По словам правоведа Адама Фойгта, тот факт, что в темные и мрачные времена суеверий человеческие качества приписывались совершенному высшему существу, к реальному познанию которого человек был абсолютно неспособен, основывался исключительно на ошибочных аналогиях[662]. А Хоммель резко критикует «теологов гнева», чьи проповеди скорее воспроизводят суеверные сказки женщин и детей. Большинство людей, говорит он, склонны лепить Бога по своему образу и подобию. Те, «чья нога стучит при малейшем оскорблении, чей рот пенится, чьи вены набухают, а глаза сверкают, представляют его как ужасного буяна. Для них все становится гневом». Конечно, Откровение говорит о божественном гневе, но это всего лишь иносказание. Все остальное – грубый антропоморфизм[663]. Эта гуманизация Бога в интеллектуальном плане была окончательно разработана, за некоторыми исключениями[664], примерно к 1800 году.
…к защите человека
Тот факт, что мыслители эпохи Просвещения отвергли классическое определение богохульства как личное бесчестие Бога, отнюдь не означает, что они в принципе отвергли и смертный приговор за уголовное преступление богохульства. Скорее его цель решительно изменилась, поскольку «защита Бога» теперь была заменена «защитой человека»[665], а точнее, защитой религии, государства и общества. Христиан Вольф уже задал этому тон, решительно заявив, что религия необходима для общества: «Человек, признающий Бога, уверен, что Бог накажет зло, и боится Бога». Страх Божий предотвращает злые дела, даже те, которые совершаются тайно, никогда не становятся достоянием общественности и поэтому не могут быть преследуемы по закону – оказывается, что здесь религия просто превосходит уголовное право. Итак, ее уникальность заключается в том, что она несет «дисциплину и справедливость». Поэтому церкви и школы надо поощрять, а «презирающие религию» должны наказываться по закону. По тем же причинам атеистов не следует терпеть – удивительная речь для философа, который когда-то был уволен с прусской службы именно по обвинению в атеизме. Возможно, как раз поэтому впоследствии он занял твердую позицию в отношении тех «злостных атеистов», которых ученые мужи поспешили обвинить в нечестии[666].
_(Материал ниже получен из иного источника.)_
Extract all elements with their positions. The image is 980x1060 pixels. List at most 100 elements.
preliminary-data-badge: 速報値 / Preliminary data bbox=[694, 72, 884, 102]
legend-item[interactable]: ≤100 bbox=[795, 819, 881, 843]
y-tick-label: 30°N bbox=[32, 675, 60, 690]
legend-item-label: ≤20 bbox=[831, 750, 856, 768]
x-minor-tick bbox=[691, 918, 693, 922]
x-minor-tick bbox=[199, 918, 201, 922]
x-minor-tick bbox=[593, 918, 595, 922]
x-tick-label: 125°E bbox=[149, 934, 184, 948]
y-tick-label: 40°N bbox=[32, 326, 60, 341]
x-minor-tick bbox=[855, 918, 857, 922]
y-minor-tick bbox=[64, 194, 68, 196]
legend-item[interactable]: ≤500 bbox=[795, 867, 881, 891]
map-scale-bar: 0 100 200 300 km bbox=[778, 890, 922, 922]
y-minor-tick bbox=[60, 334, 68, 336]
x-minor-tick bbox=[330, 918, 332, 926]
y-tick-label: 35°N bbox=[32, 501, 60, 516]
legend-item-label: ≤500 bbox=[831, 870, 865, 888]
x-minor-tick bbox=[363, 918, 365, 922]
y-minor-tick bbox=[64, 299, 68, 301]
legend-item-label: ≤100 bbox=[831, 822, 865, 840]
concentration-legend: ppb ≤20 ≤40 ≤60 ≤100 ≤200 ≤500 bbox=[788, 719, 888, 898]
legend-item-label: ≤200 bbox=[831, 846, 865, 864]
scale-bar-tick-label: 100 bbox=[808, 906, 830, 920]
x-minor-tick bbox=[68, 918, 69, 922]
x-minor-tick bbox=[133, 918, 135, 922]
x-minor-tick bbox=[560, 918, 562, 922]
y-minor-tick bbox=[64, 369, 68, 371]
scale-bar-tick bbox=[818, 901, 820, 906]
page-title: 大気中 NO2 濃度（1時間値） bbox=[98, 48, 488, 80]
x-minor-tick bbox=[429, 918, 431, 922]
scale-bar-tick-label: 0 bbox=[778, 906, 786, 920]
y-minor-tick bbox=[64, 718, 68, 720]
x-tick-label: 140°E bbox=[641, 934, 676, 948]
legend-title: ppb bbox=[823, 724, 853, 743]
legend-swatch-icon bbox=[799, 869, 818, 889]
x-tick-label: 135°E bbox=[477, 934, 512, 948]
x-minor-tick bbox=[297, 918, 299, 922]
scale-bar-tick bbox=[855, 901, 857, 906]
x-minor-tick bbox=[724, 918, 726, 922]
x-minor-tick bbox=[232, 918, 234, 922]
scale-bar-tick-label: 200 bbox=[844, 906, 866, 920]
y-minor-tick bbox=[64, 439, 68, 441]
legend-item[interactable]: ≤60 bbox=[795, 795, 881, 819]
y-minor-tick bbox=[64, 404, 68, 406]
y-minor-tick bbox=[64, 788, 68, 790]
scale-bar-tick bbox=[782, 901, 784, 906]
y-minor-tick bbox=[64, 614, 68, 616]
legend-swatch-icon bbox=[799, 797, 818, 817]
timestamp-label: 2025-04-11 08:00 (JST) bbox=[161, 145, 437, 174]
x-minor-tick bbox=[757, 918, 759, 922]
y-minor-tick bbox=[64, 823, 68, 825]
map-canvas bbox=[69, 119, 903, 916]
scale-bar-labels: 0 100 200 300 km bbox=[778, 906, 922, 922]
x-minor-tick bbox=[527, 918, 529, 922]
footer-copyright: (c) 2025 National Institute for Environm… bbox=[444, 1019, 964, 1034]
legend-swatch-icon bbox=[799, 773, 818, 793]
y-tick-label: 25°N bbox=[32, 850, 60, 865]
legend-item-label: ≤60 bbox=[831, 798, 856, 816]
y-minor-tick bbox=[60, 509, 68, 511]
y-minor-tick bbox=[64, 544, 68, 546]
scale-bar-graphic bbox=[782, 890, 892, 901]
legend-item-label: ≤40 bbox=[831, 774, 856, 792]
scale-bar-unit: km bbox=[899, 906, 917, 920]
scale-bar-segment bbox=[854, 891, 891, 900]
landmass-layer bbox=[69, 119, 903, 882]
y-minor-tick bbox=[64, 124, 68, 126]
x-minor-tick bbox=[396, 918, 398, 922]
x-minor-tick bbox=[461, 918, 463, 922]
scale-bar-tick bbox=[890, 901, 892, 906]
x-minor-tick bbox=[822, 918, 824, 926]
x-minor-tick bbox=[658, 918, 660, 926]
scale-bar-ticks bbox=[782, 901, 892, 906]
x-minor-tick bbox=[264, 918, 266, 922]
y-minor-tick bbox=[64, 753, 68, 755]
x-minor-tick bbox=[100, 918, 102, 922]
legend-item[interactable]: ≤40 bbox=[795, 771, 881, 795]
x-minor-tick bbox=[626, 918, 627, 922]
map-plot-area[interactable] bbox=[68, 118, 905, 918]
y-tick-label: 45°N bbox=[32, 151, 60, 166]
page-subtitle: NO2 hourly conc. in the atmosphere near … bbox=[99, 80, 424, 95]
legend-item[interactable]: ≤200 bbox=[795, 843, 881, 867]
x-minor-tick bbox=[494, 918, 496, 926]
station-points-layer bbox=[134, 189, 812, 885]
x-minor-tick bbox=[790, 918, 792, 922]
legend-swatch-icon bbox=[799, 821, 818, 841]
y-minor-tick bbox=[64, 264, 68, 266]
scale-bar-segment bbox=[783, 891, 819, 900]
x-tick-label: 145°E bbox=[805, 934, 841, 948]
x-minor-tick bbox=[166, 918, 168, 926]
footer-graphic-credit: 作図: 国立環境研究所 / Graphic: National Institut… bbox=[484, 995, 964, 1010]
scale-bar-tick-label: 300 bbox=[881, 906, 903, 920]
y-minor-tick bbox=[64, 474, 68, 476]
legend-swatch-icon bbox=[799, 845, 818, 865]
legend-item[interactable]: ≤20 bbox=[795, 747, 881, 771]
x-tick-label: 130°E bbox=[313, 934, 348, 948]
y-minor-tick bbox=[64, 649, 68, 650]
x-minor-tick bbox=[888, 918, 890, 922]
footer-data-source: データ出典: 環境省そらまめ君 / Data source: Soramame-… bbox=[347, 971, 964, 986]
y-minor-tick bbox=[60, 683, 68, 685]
При всем этом у Вольфа не было иллюзий относительно масштабов официальных санкций. Согласно распространенной поговорке, мысли «свободны как ветер», и за простые заблуждения не следует наказывать. Однако те, кто вносит заблуждения, наносящие ущерб обществу, в народ, несут за это ответственность в уголовно-правовом смысле. Власть также может заставить своих подданных соблюдать религиозные обряды, например посещать церковные службы. Отношение людей к этому может быть разным, но это тот случай, когда «в гражданской жизни лицемерие лучше, чем открытое нечестие»[667].
Поэтому неудивительно то, что Вольф лаконично заявляет в одной из своих поздних работ – в единственном коротком отрывке, где напрямую касается богохульства: «очернение Божьей чести» запрещено законом природы, который требует прославления Бога. Следовательно, богохульство – «любое высказывание или действие, ведущее к презрению или оскорблению Бога», – строго запрещено[668]. В 1756 году Регнерус Энгельхард следовал той же линии, что и его учитель Вольф. Для Энгельхарда казалось совершенно очевидным существование преступлений против Бога: «Религия, или вероучение, в высшей степени необходима для общественных нравов или государства. Соответственно, все, что ниспровергает религию, противоречит благу общественных нравов, а значит, общему благосостоянию, миру и безопасности»[669]. Религия (в этом вопросе мыслители Просвещения вплоть до позднего Канта были согласны) – «орудие государственной власти (политики)»[670], и, таким образом, преступление против религии стало, по сути, преступлением против государства.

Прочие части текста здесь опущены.